Recently, I’ve been faced with the challenge of improving. Improvement works in a funny way. At first, improving is easy, it comes naturally, and it feels weird not to have improvement. Shortly thereafter though, Improvement becomes something almost to be avoided. I’ve noticed this mainly because I feel like I may have been avoiding improvement.
Improvement avoidance comes in at a certain time, right after you get comfortable with where you are. Let’s take UTV62.com as an example. I had gotten into a groove with it, spending only few hours on it every week, to rip the NAULive! DVD and put the new episode on the web site, with the occasional dose of “removing old stuff from the web site because we’ve reached our quota.” Doing it this way is fine in some ways, it lets me focus on doing the NAULive! episodes really nicely, but as a result of having gotten myself into that rut, the UTV62 homepage has found itself in similar rut.
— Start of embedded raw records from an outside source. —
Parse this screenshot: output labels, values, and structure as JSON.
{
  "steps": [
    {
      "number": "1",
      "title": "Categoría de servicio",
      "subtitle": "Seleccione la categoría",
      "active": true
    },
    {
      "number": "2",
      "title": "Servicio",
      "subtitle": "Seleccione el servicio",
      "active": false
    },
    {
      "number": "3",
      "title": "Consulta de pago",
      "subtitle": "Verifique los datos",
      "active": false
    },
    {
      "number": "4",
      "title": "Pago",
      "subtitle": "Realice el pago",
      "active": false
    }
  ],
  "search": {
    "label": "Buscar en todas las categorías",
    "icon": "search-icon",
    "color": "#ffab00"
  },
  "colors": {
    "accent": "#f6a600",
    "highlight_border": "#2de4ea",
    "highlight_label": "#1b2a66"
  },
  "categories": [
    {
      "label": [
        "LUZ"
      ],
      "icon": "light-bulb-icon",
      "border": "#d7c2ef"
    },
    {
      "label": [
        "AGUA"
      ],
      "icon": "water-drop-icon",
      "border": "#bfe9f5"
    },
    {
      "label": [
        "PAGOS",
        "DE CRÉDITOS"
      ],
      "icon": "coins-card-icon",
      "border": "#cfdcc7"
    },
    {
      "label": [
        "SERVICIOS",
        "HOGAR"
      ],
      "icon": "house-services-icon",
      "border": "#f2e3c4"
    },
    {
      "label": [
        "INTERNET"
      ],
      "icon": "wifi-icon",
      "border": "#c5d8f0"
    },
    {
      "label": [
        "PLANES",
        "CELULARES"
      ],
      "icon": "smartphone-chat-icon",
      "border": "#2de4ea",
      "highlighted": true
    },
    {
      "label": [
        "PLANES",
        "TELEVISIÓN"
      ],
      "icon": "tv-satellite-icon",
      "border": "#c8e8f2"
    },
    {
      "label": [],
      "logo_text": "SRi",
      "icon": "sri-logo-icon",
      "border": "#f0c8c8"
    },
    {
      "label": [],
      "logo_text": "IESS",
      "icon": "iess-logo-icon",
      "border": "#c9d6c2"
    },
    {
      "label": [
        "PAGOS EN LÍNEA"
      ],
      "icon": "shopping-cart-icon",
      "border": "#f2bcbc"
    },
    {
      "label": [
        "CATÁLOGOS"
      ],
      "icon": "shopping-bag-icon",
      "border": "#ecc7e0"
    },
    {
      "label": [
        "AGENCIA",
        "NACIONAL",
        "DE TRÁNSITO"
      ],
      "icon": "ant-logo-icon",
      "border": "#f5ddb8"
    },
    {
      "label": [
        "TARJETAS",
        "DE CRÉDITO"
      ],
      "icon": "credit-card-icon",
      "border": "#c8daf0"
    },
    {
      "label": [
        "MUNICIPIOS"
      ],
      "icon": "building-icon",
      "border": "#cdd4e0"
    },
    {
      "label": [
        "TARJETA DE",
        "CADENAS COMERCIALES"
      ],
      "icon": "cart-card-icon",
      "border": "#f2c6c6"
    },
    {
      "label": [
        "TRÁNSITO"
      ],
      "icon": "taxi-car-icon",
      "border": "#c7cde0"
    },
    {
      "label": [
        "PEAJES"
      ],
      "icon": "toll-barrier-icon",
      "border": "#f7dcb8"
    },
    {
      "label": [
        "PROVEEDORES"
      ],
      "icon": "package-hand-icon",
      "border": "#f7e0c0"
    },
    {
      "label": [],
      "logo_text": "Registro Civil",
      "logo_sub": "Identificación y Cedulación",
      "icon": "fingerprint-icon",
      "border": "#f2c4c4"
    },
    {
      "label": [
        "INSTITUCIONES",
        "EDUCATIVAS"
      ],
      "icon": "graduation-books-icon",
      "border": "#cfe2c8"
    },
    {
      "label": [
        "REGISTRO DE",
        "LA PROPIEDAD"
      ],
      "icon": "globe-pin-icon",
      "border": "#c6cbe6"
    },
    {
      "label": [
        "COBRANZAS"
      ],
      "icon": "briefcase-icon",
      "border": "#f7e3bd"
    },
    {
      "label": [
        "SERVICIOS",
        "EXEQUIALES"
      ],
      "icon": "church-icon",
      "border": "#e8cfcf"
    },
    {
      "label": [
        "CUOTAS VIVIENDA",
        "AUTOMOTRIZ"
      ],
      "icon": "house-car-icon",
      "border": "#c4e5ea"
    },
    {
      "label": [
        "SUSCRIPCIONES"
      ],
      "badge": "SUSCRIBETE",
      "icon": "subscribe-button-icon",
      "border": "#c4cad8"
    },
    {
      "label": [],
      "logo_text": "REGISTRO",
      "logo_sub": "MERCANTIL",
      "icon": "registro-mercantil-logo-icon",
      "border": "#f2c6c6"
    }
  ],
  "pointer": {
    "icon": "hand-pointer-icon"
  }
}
It has become stale, when it was once fresh and kept moderately up to date.
Another area for Improvement has been my relationship with Megan. The problem here is that I’m simply not sure what the next step should be. I know that there is one, but what is it? On the other hand, what I have to wonder is whether or not that’s a situation that even demands improvement. If the relationship is fine where it is, then maybe I should wait on improvement until it becomes “not so fine.”
I’ve also noticed a bit of an improvement rut at the helpdesk. We spent the first half of the semester continuously improving, and now that it’s near the end of the semester, improvement seems impossible. I am tempted to say that I’ve even seen some people’s performance slip downhill, because they’re comfortable with where they’re at.
I’ve decided that this is one of the main reasons I am here at Northern Arizona University, taking classes, and going beyond what is required of me by joining student organizations such as UTV62, and having a job at the helpdesk. By doing this, I’m improving, and that’s what I need to remember when I am in danger of getting into an improvement rut.